Reputation: 3
I have a table which has a simple parent child structure
products:
- id
- product_id
- time_created
- ... a few other columns
It is a parent if product_id IS NULL. Product id behaves here like parent_id. Data inside looks like this:
id | product_id
1 NULL
2 1
3 1
4 NULL
4 4
This table is updated every night a new versions are added.
Every user is using a lot of these products but only one version. User is notified if new rows are added for an product_id.
He can stop using id:2 and start using id:3. An another user will continue using id:2 etc.
products table is updated every night and it grows pretty fast. There are around 500000 rows at the moment and every night adds around 20000, probably 5-7000000 changes (new rows) per year.

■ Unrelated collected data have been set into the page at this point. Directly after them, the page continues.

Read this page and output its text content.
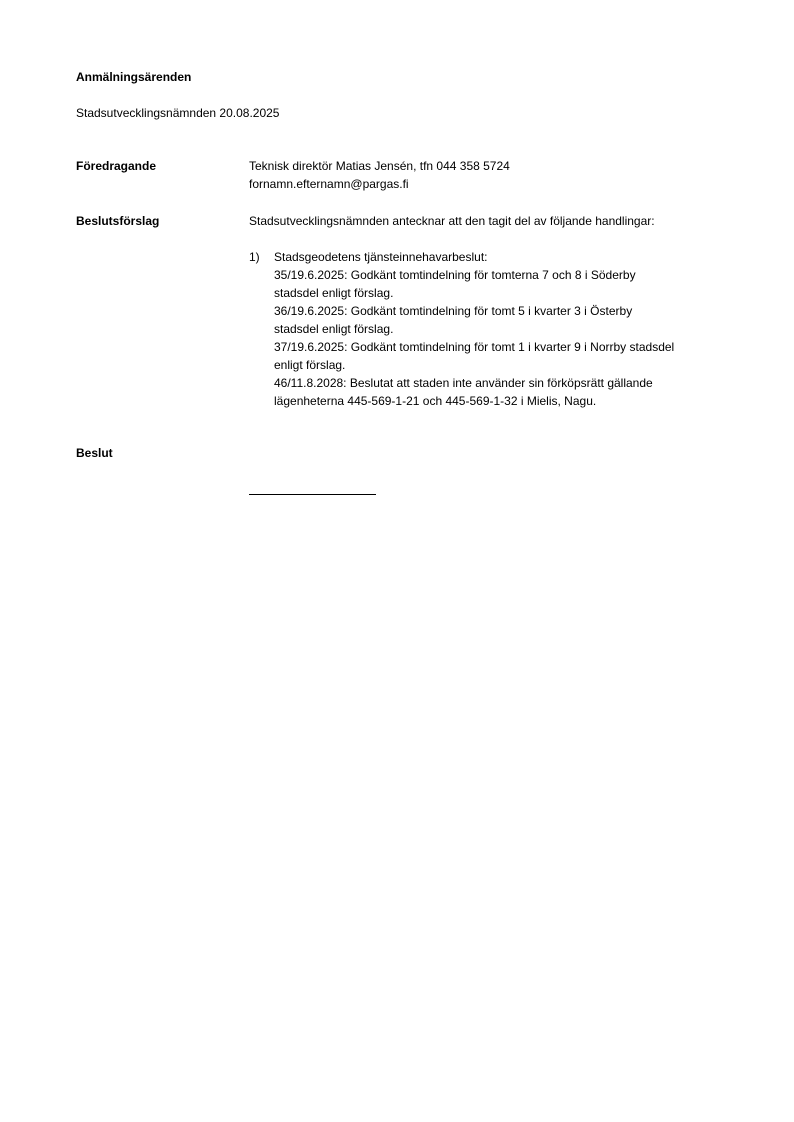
Anmälningsärenden
Stadsutvecklingsnämnden 20.08.2025
Föredragande	Teknisk direktör Matias Jensén, tfn 044 358 5724
fornamn.efternamn@pargas.fi
Beslutsförslag	Stadsutvecklingsnämnden antecknar att den tagit del av följande handlingar:
1)	Stadsgeodetens tjänsteinnehavarbeslut:
35/19.6.2025: Godkänt tomtindelning för tomterna 7 och 8 i Söderby
stadsdel enligt förslag.
36/19.6.2025: Godkänt tomtindelning för tomt 5 i kvarter 3 i Österby
stadsdel enligt förslag.
37/19.6.2025: Godkänt tomtindelning för tomt 1 i kvarter 9 i Norrby stadsdel
enligt förslag.
46/11.8.2028: Beslutat att staden inte använder sin förköpsrätt gällande
lägenheterna 445-569-1-21 och 445-569-1-32 i Mielis, Nagu.
Beslut
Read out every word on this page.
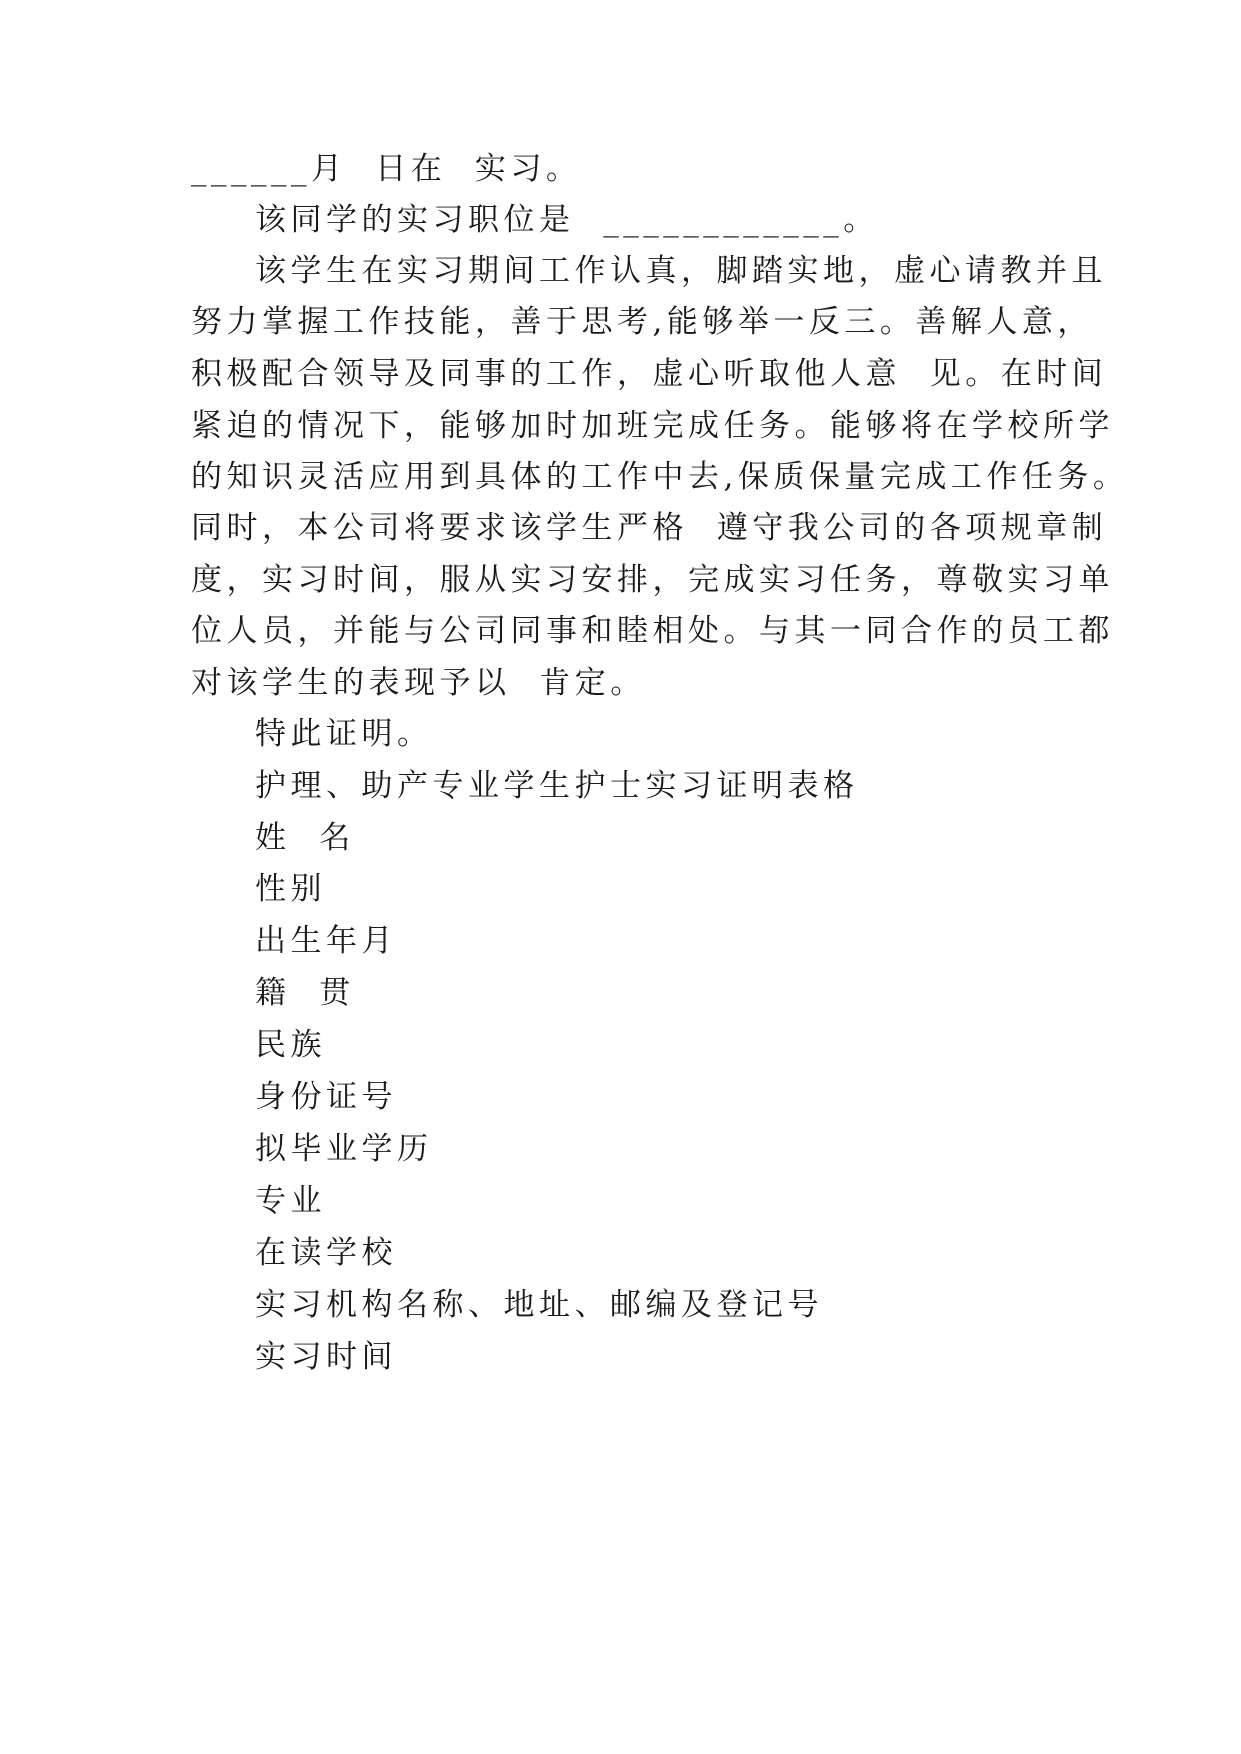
______月  日在  实习。
该同学的实习职位是  ____________。
该学生在实习期间工作认真，脚踏实地，虚心请教并且
努力掌握工作技能，善于思考,能够举一反三。善解人意，
积极配合领导及同事的工作，虚心听取他人意  见。在时间
紧迫的情况下，能够加时加班完成任务。能够将在学校所学
的知识灵活应用到具体的工作中去,保质保量完成工作任务。
同时，本公司将要求该学生严格  遵守我公司的各项规章制
度，实习时间，服从实习安排，完成实习任务，尊敬实习单
位人员，并能与公司同事和睦相处。与其一同合作的员工都
对该学生的表现予以  肯定。
特此证明。
护理、助产专业学生护士实习证明表格
姓  名
性别
出生年月
籍  贯
民族
身份证号
拟毕业学历
专业
在读学校
实习机构名称、地址、邮编及登记号
实习时间
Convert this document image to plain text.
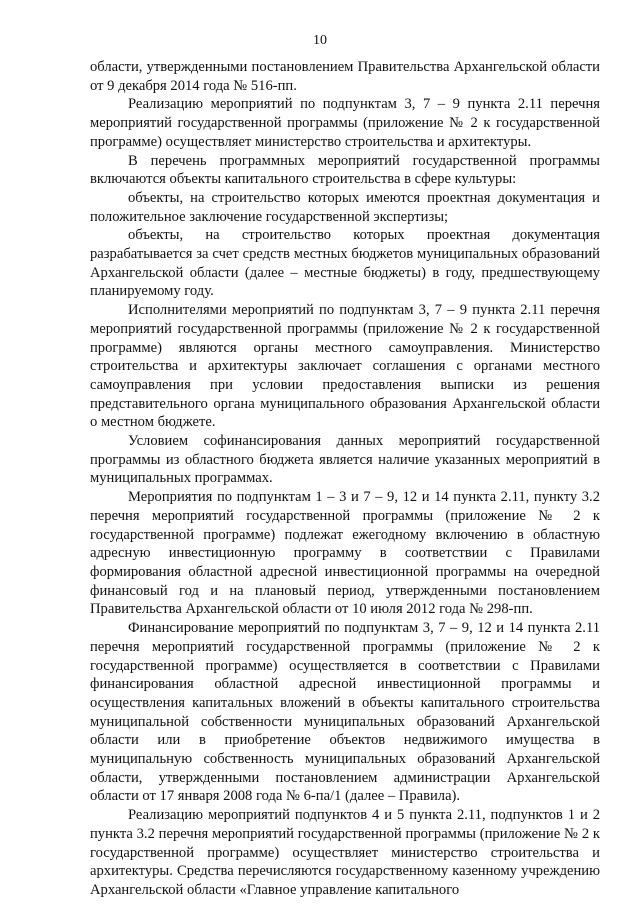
10

области, утвержденными постановлением Правительства Архангельской области от 9 декабря 2014 года № 516-пп.

Реализацию мероприятий по подпунктам 3, 7 – 9 пункта 2.11 перечня мероприятий государственной программы (приложение № 2 к государственной программе) осуществляет министерство строительства и архитектуры.

В перечень программных мероприятий государственной программы включаются объекты капитального строительства в сфере культуры:

объекты, на строительство которых имеются проектная документация и положительное заключение государственной экспертизы;

объекты, на строительство которых проектная документация разрабатывается за счет средств местных бюджетов муниципальных образований Архангельской области (далее – местные бюджеты) в году, предшествующему планируемому году.

Исполнителями мероприятий по подпунктам 3, 7 – 9 пункта 2.11 перечня мероприятий государственной программы (приложение № 2 к государственной программе) являются органы местного самоуправления. Министерство строительства и архитектуры заключает соглашения с органами местного самоуправления при условии предоставления выписки из решения представительного органа муниципального образования Архангельской области о местном бюджете.

Условием софинансирования данных мероприятий государственной программы из областного бюджета является наличие указанных мероприятий в муниципальных программах.

Мероприятия по подпунктам 1 – 3 и 7 – 9, 12 и 14 пункта 2.11, пункту 3.2 перечня мероприятий государственной программы (приложение № 2 к государственной программе) подлежат ежегодному включению в областную адресную инвестиционную программу в соответствии с Правилами формирования областной адресной инвестиционной программы на очередной финансовый год и на плановый период, утвержденными постановлением Правительства Архангельской области от 10 июля 2012 года № 298-пп.

Финансирование мероприятий по подпунктам 3, 7 – 9, 12 и 14 пункта 2.11 перечня мероприятий государственной программы (приложение № 2 к государственной программе) осуществляется в соответствии с Правилами финансирования областной адресной инвестиционной программы и осуществления капитальных вложений в объекты капитального строительства муниципальной собственности муниципальных образований Архангельской области или в приобретение объектов недвижимого имущества в муниципальную собственность муниципальных образований Архангельской области, утвержденными постановлением администрации Архангельской области от 17 января 2008 года № 6-па/1 (далее – Правила).

Реализацию мероприятий подпунктов 4 и 5 пункта 2.11, подпунктов 1 и 2 пункта 3.2 перечня мероприятий государственной программы (приложение № 2 к государственной программе) осуществляет министерство строительства и архитектуры. Средства перечисляются государственному казенному учреждению Архангельской области «Главное управление капитального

Is there a way to optimize this database/table structure? Should I change anything? Is it a problem to have so much data in one table?
Upvotes: 0
Views: 492
Reputation: 1270021
Your question is not clear. The sample data is suggesting that the parent-child relationship is only one level deep. If so, this is not a particularly hard problem. You can create a query to look up the most recent product id for each product -- and I'm assuming this is the one with the maximum id
:
select id, product_id,
max(id) over (partition by coalsesce(product_id, id)) as biggest_id
from table t;
This is then a lookup table, to get the biggest id. It would produce:
id | product_id | biggest_id
1 NULL 3
2 1 3
3 1 3
4 NULL 4
4 4 4
If your table has deeper hierarchies, you can solve the problem using recursive CTEs, or by doing the calculation when the table is updated.
Upvotes: 1